Die NATO wolle bis Ende 2014 »die Veränderung von einer Kampfmission zu einer neuen Ausbildungs-, Beratungs- und Unterstützungsmission« vollziehen, hieß es weiter in der Chicagoer Erklärung. In Wirklichkeit heißt das nicht »Abzug aller Kampftruppen«, sondern ist eine propagandistisch effektvolle, zurechtgeschliffene Neudefinition des offiziellen Auftrags. US-Präsident Barack Obama nannte im Mai in seiner Wahlkampfrede auf dem Stützpunkt Bagram ausdrücklich die »Terrorbekämpfung« als eine zentrale Aufgabe der in Afghanistan stationierten US-Truppen über 2014 hinaus. Die US-Medien gehen davon aus, daß Obama »Tausende« Angehörige verschiedener Spezialeinheiten langfristig in Afghanistan lassen will. Wahrscheinlich wird ihre Rolle ebenso wie die der bewaffneten Drohnen nach 2014 künftig eher zunehmen als abgebaut werden. Ihre zentrale Aufgabe besteht darin, durch die Ermordung von Funktionären der Zivilverwaltung und durch permanente Einschüchterung der Bevölkerung in den von den Taliban beherrschten Gebieten, beispielsweise durch die gefürchteten nächtlichen Überfälle, eine Konsolidierung des Aufstands zu verhindern.

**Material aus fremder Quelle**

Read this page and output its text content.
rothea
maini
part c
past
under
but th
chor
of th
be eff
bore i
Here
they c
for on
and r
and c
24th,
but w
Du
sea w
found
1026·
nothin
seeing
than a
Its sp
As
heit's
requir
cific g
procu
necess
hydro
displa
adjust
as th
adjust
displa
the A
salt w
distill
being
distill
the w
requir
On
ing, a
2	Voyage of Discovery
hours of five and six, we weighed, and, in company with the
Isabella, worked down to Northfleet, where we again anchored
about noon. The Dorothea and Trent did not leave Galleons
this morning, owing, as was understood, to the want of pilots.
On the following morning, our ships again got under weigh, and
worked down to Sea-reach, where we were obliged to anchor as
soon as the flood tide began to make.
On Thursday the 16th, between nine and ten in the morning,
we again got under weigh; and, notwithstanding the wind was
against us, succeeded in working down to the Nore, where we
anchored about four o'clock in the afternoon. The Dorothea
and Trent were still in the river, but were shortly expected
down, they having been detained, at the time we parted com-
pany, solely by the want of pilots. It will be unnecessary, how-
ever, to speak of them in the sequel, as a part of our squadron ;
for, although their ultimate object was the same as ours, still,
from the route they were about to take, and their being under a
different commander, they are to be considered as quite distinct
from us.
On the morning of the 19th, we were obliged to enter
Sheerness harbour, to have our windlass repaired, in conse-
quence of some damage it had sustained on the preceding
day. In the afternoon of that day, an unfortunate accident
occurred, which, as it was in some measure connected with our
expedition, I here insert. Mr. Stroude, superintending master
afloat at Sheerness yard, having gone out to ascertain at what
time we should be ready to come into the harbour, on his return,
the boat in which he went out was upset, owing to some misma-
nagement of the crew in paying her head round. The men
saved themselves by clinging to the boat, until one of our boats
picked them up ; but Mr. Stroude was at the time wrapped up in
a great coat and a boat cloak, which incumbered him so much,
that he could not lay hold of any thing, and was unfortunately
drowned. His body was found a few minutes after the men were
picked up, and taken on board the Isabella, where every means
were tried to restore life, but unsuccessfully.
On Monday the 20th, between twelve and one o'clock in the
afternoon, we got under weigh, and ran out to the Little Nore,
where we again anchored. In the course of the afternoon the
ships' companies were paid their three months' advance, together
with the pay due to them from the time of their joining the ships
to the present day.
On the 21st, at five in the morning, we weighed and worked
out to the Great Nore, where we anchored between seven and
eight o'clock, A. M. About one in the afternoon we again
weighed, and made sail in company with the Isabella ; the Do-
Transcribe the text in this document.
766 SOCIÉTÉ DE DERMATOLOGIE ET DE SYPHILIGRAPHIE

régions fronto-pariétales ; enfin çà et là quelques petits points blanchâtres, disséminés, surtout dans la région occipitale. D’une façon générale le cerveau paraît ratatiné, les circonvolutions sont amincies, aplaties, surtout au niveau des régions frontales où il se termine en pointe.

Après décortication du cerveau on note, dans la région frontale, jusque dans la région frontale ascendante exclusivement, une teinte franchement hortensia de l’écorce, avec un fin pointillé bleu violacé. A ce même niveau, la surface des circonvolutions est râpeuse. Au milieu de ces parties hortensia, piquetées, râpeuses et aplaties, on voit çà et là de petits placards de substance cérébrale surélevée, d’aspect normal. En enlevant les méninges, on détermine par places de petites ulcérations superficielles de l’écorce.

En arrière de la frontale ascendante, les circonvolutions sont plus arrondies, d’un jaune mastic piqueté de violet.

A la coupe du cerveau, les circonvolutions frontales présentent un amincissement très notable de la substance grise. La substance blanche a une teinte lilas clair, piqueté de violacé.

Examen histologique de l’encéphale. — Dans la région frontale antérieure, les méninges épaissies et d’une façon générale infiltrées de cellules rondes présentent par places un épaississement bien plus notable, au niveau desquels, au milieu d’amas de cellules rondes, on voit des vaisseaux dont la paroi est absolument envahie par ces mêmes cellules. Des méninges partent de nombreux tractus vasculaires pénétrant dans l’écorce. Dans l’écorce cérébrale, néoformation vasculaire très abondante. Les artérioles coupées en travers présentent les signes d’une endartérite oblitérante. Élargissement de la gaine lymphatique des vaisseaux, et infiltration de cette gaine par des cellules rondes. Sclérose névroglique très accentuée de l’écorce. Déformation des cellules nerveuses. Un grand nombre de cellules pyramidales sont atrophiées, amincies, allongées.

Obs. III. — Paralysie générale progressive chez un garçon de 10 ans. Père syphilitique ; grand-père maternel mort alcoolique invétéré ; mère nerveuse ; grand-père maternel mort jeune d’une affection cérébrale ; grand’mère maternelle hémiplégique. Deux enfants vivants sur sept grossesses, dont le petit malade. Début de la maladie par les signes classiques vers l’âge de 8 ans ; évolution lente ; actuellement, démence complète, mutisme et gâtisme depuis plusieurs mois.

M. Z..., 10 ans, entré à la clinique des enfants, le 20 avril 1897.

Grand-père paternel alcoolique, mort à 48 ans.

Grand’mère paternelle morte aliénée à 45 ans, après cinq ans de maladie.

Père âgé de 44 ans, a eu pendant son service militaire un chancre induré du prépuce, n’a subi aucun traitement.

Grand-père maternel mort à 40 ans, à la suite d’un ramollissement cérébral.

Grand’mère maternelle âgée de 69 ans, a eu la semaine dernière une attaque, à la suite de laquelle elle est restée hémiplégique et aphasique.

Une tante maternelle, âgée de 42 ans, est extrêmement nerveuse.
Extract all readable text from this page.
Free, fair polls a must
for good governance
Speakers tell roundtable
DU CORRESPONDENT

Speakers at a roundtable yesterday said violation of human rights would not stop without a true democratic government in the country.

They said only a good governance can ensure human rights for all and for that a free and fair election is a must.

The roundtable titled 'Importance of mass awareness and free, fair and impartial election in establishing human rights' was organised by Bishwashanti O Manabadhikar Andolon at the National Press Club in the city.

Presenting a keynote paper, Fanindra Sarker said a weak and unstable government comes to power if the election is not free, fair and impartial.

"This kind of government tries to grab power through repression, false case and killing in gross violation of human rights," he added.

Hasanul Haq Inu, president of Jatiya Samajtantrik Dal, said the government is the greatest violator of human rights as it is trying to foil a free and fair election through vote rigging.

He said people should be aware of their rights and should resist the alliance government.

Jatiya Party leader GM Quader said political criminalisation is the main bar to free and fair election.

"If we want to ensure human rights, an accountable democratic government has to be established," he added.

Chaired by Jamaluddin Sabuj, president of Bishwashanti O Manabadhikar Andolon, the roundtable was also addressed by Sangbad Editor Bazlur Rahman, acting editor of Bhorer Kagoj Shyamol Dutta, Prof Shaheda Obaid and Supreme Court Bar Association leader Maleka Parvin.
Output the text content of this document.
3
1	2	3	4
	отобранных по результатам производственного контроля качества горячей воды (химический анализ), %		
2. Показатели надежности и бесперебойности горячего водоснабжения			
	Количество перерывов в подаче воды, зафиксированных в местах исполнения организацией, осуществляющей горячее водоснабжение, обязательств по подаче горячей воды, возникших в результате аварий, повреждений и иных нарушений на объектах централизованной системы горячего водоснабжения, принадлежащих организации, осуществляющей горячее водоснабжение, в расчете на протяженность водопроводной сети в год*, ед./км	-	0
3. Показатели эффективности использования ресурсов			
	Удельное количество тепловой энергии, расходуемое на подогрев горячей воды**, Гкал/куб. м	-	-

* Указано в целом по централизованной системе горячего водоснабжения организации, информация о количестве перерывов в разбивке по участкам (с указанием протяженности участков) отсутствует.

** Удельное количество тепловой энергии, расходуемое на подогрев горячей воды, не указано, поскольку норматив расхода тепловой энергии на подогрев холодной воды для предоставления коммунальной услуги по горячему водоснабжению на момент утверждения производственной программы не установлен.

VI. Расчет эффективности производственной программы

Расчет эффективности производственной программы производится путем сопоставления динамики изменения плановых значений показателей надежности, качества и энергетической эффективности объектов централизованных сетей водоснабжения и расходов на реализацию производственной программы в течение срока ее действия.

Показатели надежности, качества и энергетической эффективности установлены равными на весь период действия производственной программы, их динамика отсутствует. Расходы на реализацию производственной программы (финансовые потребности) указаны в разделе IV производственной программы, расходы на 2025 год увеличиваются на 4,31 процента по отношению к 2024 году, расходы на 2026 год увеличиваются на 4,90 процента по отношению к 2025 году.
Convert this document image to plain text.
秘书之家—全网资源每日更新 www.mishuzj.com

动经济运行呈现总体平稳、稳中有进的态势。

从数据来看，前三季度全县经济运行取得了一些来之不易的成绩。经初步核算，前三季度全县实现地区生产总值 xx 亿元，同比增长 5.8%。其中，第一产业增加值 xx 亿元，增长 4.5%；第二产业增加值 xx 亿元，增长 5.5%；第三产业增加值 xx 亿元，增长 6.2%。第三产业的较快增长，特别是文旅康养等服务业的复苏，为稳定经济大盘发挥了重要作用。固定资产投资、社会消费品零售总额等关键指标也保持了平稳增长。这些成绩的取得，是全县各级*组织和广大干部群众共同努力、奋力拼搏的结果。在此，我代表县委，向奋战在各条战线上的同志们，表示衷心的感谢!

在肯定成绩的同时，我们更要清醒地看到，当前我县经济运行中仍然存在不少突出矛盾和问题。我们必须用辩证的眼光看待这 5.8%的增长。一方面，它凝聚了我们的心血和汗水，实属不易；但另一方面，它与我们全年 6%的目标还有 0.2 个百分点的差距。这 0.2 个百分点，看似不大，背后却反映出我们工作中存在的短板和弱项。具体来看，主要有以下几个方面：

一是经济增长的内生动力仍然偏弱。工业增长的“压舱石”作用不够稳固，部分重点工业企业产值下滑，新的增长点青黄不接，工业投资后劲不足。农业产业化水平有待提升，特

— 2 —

Und Deutschland? Die Bundesregierung versucht schon jetzt, das falsche Bild zu verbreiten, nach 2014 werde die Aufgabe deutscher Soldaten in Afghanistan »ausbildungsfokussiert« sein. Tatsächlich ist das nur eine ihrer Aufgaben, die sie zudem auch gegenwärtig schon wahrnehmen. Ein mindestens ebenso wichtiger Bestandteil der deutschen Mission nach 2014 soll das sogenannte »Mentoring« sein, das am 15. Mai im Spiegel so beschrieben wurde: »Im Zuge dieser Projekte begleiten kleine deutsche Einheiten größere Gruppen der Afghanen und beraten sie bei der Ausbildung bis hin zur Durchführung von Operationen.« Selbstverständlich können die so deklarierten deutschen »Berater« dabei schnell in Kampfsituationen kommen. Deshalb legitimiert die Bundesregierung schon jetzt im voraus einen weiteren Pfeiler der von ihr gewünschten künftigen deutschen Mission, den sogenannten »robusten Selbstschutz«. Der Spiegel hat für diese Kategorie militärischer Einheiten den dekorativen Ausdruck »Schutzsoldaten« erfunden. Wenn das irgendeinen Sinn haben soll, wird es sich nach ihrer Bewaffnung und Ausrüstung, nach ihrer Ausbildung und ihrem Auftrag selbstverständlich um Kampftruppen handeln.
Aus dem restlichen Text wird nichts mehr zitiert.